Perhaps the most important rule that entrepreneurs should know: the MRA will only accept applications from businesses already licensed under Michigan’s medical cannabis laws for the first two years. This limitation was included in the ballot initiative that voters approved in November of 2018. So if one isn’t already licensed by the MRA, they may want to begin the application to become a licensed medical facility first. One can buy a preexisting licensed medical facility as well, though they will still have to obtain MRA approval for the purchase. The medical rules initially required that applicants be residents of Michigan, but this has since expired and applicants can now be out-of-state.
The MRA will accept applications for 12 different types of licenses under the adult-use rules, including retailers, secure transporters, safety compliance facilities, microbusinesses and growers. Grower licenses divided into Class A (up to 100 plants), Class B (up to 500 plants) and Class C (up to 2,000 plants).
The Application Process
The non-refundable application fee is $6,000. If a business isn’t already a licensee under the medical cannabis laws, they would have to complete that application process first, which would involve a separate $6,000 fee in addition to the adult-use application fee. The two are separate processes, but the new adult-use rules largely mirror the medical rules. Applicants should expect the application and approval processes to be very similar. Licensees will also have to pay annual licensure fees that are substantial compared to other states. The annual fees are separated into three tiers depending on the volume of a license’s sales compared to the market, so better performing businesses will pay higher fees than others will. Annual fees for retailers will range between $20,000 and $30,000. Annual feels for Class C growers will range between $30,000 and $50,000.

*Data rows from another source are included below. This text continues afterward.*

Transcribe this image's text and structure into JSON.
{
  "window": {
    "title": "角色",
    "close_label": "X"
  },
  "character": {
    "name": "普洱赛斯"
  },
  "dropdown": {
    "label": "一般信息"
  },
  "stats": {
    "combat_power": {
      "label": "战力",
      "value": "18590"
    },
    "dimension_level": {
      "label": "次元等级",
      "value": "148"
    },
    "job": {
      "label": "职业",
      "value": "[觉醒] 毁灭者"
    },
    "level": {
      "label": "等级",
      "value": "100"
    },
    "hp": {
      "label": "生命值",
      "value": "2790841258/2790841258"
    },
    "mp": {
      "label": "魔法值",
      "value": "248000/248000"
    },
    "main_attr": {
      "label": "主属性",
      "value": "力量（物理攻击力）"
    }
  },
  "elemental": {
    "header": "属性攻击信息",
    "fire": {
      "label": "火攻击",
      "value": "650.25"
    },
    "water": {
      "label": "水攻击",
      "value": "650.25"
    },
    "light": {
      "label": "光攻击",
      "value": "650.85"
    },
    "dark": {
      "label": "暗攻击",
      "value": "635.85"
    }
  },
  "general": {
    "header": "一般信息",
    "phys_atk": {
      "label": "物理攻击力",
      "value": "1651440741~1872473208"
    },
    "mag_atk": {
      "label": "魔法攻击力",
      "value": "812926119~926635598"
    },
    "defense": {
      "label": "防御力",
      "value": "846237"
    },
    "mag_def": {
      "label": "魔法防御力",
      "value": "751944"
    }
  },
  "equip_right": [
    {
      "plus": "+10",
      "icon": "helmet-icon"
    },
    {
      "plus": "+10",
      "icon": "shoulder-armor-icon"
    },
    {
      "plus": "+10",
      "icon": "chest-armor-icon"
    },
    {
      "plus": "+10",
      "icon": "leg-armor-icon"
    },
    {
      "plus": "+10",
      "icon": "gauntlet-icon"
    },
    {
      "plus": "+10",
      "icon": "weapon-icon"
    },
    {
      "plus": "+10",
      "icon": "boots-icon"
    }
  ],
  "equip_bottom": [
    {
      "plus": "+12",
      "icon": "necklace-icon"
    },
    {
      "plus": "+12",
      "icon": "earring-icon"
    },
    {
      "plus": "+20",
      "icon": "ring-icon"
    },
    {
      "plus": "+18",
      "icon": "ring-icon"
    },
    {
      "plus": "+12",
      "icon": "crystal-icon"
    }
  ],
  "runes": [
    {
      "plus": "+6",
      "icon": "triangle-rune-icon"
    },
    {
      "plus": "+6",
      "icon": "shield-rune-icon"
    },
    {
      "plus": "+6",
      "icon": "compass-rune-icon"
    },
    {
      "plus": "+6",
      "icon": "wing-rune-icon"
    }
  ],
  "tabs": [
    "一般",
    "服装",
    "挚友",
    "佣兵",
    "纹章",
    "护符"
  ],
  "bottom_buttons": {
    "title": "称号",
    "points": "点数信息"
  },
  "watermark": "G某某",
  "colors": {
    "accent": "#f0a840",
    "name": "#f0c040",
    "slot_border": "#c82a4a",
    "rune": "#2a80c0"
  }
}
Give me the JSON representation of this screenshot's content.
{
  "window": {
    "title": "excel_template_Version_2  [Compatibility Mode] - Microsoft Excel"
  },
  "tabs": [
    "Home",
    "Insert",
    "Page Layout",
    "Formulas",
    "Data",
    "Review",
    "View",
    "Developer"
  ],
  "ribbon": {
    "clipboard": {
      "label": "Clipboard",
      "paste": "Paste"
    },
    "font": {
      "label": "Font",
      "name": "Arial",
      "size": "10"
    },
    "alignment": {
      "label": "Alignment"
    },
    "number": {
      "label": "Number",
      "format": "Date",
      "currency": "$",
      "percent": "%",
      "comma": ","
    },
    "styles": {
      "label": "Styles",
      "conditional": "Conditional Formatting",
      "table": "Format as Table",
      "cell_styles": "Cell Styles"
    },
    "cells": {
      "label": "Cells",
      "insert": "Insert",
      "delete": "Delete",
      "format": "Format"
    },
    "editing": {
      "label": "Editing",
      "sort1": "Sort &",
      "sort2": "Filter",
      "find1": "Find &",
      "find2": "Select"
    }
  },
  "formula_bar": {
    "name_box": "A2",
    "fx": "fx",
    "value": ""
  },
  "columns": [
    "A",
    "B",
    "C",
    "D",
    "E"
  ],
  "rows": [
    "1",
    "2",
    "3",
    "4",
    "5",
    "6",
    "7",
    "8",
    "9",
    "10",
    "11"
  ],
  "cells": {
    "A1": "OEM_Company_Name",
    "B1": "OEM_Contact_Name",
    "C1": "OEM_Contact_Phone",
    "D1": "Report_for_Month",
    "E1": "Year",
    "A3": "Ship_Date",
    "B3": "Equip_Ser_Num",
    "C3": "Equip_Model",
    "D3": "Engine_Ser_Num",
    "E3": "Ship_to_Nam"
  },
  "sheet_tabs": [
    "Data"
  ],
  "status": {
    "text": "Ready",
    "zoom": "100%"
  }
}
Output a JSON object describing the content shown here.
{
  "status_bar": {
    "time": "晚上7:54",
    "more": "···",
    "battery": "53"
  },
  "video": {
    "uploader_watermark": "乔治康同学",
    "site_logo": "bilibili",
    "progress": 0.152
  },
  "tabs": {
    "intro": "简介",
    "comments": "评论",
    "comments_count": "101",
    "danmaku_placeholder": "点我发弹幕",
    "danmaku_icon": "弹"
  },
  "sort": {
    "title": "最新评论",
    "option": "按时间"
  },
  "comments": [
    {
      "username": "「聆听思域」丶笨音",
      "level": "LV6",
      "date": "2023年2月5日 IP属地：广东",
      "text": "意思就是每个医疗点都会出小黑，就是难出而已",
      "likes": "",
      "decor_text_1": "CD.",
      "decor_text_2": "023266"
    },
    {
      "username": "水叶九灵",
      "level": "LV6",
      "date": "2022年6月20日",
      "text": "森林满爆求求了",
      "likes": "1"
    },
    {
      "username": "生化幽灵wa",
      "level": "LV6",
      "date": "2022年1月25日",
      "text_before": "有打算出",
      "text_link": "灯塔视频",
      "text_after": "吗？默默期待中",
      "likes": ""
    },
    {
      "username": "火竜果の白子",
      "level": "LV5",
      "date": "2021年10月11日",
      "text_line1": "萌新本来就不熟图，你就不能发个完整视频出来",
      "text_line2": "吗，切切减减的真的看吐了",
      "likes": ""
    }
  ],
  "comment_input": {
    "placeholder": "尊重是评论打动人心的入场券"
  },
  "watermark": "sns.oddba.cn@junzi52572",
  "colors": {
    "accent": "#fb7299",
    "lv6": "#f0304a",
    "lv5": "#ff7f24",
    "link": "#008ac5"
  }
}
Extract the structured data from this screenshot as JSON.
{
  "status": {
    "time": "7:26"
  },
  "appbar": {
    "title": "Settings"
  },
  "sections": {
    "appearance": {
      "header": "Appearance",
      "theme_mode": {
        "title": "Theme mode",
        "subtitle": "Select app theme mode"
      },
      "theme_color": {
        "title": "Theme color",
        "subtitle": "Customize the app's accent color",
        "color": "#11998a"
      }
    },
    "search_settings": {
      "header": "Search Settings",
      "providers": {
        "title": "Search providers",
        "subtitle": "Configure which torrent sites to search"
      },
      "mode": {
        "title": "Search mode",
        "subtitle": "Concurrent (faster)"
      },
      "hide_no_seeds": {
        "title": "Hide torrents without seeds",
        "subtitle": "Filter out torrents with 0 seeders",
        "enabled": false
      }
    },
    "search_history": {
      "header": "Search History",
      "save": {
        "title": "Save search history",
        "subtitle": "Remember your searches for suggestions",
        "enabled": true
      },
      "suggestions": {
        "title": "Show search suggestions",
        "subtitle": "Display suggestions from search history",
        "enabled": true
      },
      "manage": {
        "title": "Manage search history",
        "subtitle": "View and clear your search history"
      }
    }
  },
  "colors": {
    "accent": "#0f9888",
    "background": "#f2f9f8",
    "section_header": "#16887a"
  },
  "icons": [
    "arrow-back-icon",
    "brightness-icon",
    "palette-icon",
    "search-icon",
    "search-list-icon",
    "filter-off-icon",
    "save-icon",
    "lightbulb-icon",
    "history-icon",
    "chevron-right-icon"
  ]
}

The application process is divided into two stages: pre-qualification and the license application. Pre-qualification includes criminal and financial background checks as well as an examination on the applicant’s feasibility. In order to proceed to the second stage, the applicant will need a compliant location and to provide the local ordinance of the municipality showing that cannabis businesses are allowed there. So applicants can begin the application process before they have found a location, but they will need a compliant location in order to obtain approval. If an applicant already has a location, they can begin both stages simultaneously, or nearly so.
One interesting facet of the rules is the requirement for businesses to detail plans to “promote and encourage participation in the marihuana industry by people from communities that have been disproportionately impacted by marihuana prohibition and enforcement and to positively impact those communities.”
The rules don’t go into further detail as to what a social-equity plan would look like. Social justice issues have often been included as reasons for legalizing cannabis, though actual measures have varied to encourage participation by “communities that have been disproportionately impacted by marihuana prohibition,” (which is essentially a careful approach to saying communities of color). Washington state has done very little, while cities like Oakland and Los Angeles have dedicated programs, though whether such programs have been a success remains unclear.
One roadblock that has already been removed for these communities is that the capitalization requirement for new applications have been removed. Medical cannabis applicants had to provide they had adequate capitalization (meaning, funding) to open their businesses, leaving many without access to capital out of the regulated industry. The new adult-use rules do away with this.
The MRA has provided a number of resources for license applicants. Businesses looking to apply for a Michigan medical cannabis license can apply here, though one may want to consult an attorney experienced in the space. The MRA has also provided an application instruction booklet.